Perhaps it represents empowerment. More people, with the use of the internet and other technology, are choosing to work as entrepreneurs, freelancers, or independent contractors. Or perhaps it represents the opposite, as more and more employers are forcing those who are employees in all but name to work as contingent workers without benefits, including legally mandated benefits such as the employer’s share of the payroll tax, workers compensation, and unemployment insurance. I can tell you what it doesn’t represent. These are not off the books workers in the “informal” economy, such illegal immigrant day laborers paid in cash. The BEA gets its count from Schedule C of people’s income tax return. These are people who reported self-employment income to the government, and paid taxes on it. Those self employed in the so-called “informal economy” are on top of the one million officially working for themselves.
I wrote about the self-employment trend back when I was at NYC Planning, at a time when few people were noticing. Since then the trend has been in the news from time to time. But since I last looked at the numbers the trend seems to have accelerated. The number of self employed “proprietors” soared by nearly a quarter million just from 2006 to 2011. (They need not all be individuals. One person can have more than one Schedule C for more than one source of self-employment income, just they can have more than one job. But most are in fact individuals).
Per the BEA, in 2011 self employed proprietors numbered 2.3 million in New York State, or 24.1% of private sector workers. The Bronx total was 108,600, or 32.1% of those who worked in that borough (regardless of where they lived). There were 366,200 self-employed people working in Manhattan, but that was just 15.4% of those working in the private sector there. So this isn’t all Manhattan hedge fund managers. (Actually, hedge fund managers pretend all their income isn’t either wage or self employment income, it is investment gains, so they aren’t even counted here). Among those working in the private sector in Queens, 222,000 were self employed, or 30.7% of the private sector total; on Staten Island there were 43,600 self employed, or 32.3% of private sector workers on the rock.
Since I’ve gone out of order the reader can guess which borough is the king of self employment. Kings County (Brooklyn) had 270,000 self employed people working there in 2011, or 34.9% of all those working in the borough’s private sector. That figure has nearly tripled in less than 20 years. And it is perhaps the most stunning number. Not too long ago, this borough’s employment was dominated by those working in the institutional “non-profit” health and social services sector. And most of its small business entrepreneurs commuted in from more entrepreneurial places such as Staten Island or the suburbs.

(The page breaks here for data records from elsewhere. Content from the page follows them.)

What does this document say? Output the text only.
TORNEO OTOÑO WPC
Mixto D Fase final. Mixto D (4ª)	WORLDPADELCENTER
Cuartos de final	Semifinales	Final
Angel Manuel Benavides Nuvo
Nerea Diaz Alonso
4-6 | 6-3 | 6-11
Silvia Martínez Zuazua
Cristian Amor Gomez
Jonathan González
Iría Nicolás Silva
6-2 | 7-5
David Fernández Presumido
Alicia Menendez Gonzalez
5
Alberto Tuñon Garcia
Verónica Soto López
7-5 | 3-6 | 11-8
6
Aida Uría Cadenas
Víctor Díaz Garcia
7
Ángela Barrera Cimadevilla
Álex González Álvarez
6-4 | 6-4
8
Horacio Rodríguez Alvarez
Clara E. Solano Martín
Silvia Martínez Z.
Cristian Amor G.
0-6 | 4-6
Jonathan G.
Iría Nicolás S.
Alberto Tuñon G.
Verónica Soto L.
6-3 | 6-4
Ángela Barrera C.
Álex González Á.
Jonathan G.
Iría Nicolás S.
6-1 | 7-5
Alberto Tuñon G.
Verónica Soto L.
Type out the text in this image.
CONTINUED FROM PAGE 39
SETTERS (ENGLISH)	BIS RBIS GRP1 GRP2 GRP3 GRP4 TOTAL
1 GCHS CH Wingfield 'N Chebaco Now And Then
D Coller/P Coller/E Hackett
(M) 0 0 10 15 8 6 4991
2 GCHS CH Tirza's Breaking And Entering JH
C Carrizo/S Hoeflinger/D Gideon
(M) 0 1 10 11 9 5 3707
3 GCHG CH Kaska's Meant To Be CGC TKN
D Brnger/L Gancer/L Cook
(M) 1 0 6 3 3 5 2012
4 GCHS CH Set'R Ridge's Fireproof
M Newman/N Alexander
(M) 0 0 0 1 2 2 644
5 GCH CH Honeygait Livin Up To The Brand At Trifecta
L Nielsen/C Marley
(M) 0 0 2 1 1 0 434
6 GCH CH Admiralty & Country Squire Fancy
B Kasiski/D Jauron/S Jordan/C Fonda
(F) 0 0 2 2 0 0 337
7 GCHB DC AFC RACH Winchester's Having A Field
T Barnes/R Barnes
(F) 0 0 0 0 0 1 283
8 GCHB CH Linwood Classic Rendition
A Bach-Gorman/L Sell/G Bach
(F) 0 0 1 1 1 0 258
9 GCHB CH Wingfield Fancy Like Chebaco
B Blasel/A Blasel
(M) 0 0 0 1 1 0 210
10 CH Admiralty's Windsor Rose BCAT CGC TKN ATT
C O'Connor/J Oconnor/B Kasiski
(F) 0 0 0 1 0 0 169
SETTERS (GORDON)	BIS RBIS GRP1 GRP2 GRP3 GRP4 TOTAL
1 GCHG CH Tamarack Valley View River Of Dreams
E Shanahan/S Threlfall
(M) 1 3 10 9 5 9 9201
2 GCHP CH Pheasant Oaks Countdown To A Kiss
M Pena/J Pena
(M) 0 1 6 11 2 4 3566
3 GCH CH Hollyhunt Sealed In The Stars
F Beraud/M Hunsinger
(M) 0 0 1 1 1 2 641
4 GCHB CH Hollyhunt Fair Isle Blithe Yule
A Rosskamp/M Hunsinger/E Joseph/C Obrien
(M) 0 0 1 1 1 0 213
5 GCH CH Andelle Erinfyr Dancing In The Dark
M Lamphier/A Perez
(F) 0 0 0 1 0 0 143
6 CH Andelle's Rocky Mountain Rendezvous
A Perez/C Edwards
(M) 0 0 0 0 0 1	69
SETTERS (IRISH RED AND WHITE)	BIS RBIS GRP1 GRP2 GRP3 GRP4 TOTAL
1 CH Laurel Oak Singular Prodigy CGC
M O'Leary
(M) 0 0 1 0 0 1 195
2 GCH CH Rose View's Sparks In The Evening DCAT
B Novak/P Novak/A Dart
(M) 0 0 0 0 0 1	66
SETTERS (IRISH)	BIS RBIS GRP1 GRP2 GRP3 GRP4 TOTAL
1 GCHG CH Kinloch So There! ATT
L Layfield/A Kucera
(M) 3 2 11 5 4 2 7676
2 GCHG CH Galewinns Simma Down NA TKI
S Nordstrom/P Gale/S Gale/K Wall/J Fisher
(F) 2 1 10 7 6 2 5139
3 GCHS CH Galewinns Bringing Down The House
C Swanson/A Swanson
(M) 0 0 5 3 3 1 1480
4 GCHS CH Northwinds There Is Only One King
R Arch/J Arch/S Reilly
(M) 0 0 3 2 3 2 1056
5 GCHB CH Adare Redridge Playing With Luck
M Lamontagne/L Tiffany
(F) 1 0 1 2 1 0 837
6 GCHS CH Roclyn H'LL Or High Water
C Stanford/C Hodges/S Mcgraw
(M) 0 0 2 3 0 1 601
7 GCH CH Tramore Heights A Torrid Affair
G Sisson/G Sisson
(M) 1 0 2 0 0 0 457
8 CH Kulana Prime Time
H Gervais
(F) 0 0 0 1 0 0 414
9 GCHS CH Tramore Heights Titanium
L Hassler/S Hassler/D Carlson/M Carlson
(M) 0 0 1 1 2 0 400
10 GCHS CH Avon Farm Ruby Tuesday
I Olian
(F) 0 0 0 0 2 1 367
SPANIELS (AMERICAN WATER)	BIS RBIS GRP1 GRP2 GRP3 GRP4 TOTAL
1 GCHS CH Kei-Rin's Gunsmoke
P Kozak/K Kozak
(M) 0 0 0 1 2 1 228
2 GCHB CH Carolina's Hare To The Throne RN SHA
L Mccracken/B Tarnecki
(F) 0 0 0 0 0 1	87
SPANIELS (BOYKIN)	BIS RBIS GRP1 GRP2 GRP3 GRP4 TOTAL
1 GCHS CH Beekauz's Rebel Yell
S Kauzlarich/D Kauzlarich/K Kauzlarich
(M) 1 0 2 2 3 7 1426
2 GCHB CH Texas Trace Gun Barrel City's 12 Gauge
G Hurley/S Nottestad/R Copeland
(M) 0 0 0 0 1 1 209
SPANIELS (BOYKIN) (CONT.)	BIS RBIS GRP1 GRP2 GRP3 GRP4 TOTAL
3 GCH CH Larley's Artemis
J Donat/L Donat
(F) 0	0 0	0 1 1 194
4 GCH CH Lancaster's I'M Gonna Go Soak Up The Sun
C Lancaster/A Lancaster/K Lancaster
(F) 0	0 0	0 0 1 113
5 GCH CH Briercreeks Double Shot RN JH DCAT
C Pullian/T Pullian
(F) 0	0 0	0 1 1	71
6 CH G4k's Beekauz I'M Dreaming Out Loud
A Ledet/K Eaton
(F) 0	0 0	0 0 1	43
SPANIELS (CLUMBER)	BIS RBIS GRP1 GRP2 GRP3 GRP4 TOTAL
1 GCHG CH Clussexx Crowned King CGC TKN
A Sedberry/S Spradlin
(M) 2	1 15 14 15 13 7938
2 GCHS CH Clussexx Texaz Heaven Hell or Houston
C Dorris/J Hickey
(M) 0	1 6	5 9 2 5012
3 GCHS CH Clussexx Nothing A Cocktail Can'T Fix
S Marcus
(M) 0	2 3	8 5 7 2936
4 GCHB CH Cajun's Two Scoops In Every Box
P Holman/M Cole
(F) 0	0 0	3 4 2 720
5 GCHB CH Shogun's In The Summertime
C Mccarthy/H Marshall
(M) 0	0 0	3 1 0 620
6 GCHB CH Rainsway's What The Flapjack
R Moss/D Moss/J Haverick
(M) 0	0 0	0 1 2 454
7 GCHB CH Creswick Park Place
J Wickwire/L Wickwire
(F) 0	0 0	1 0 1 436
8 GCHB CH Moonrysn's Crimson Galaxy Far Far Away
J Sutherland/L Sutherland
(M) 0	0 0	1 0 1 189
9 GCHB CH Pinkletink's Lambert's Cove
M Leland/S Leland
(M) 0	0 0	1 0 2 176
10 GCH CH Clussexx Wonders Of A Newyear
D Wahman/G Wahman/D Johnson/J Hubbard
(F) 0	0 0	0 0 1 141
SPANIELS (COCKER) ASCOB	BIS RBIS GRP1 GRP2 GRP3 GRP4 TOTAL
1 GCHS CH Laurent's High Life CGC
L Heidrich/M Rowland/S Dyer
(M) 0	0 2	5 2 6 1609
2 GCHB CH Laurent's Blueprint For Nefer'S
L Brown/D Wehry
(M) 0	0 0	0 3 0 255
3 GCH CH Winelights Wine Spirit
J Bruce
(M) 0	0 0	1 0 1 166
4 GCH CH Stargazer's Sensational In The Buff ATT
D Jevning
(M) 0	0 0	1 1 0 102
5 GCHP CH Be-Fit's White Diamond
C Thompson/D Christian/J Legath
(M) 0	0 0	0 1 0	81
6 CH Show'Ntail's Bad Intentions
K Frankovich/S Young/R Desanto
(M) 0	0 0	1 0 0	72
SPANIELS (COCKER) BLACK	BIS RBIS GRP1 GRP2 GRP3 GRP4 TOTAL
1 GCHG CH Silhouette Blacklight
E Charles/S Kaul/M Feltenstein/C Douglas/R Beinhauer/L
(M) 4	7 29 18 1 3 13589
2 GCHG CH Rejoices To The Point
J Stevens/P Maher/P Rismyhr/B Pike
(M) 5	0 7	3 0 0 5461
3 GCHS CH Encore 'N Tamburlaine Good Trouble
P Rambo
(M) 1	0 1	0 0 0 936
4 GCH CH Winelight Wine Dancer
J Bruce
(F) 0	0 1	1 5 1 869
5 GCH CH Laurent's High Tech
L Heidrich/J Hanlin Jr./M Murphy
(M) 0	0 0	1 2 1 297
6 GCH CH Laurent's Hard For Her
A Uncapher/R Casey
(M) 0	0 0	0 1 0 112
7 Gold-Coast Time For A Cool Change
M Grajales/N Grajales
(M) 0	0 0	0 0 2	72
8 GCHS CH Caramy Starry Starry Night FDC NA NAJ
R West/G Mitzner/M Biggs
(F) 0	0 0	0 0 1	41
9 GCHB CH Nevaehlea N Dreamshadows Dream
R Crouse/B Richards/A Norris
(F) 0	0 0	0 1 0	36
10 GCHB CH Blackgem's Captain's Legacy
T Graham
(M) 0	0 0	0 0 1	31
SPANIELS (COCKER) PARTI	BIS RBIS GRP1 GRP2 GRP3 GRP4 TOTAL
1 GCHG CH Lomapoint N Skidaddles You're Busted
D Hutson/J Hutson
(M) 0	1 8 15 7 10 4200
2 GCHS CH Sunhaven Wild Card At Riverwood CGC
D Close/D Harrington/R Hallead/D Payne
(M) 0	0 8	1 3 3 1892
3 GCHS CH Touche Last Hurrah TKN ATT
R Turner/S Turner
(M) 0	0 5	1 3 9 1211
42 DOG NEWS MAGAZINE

The BEA will be releasing Local Area Personal Income in May, if the past is any guide (and the sequester cuts are not targeted at statistical agencies), so the total income of self employed proprietors working in New York City could be tabulated, and divided by the number of self employed proprietors. This will show if mean (less valuable than the median but what we have) self employment income has been rising or falling relative to inflation over the years. Regardless, there is clearly a revolution in the world of work going on, for better, worse, or some of both. (Either way it beats the 1 million welfare recipients we used to have). Young people coming out of college expect to look for a job. Is a job even a reasonable expectation anymore?
(Note: the U.S. Census Bureau’s American Community Survey typically shows fewer self employed people. But that is because it does not include all the self employed. For example, those who incorporate are counted as wage and salary employees of the corporation that they own, which I think is a mistake).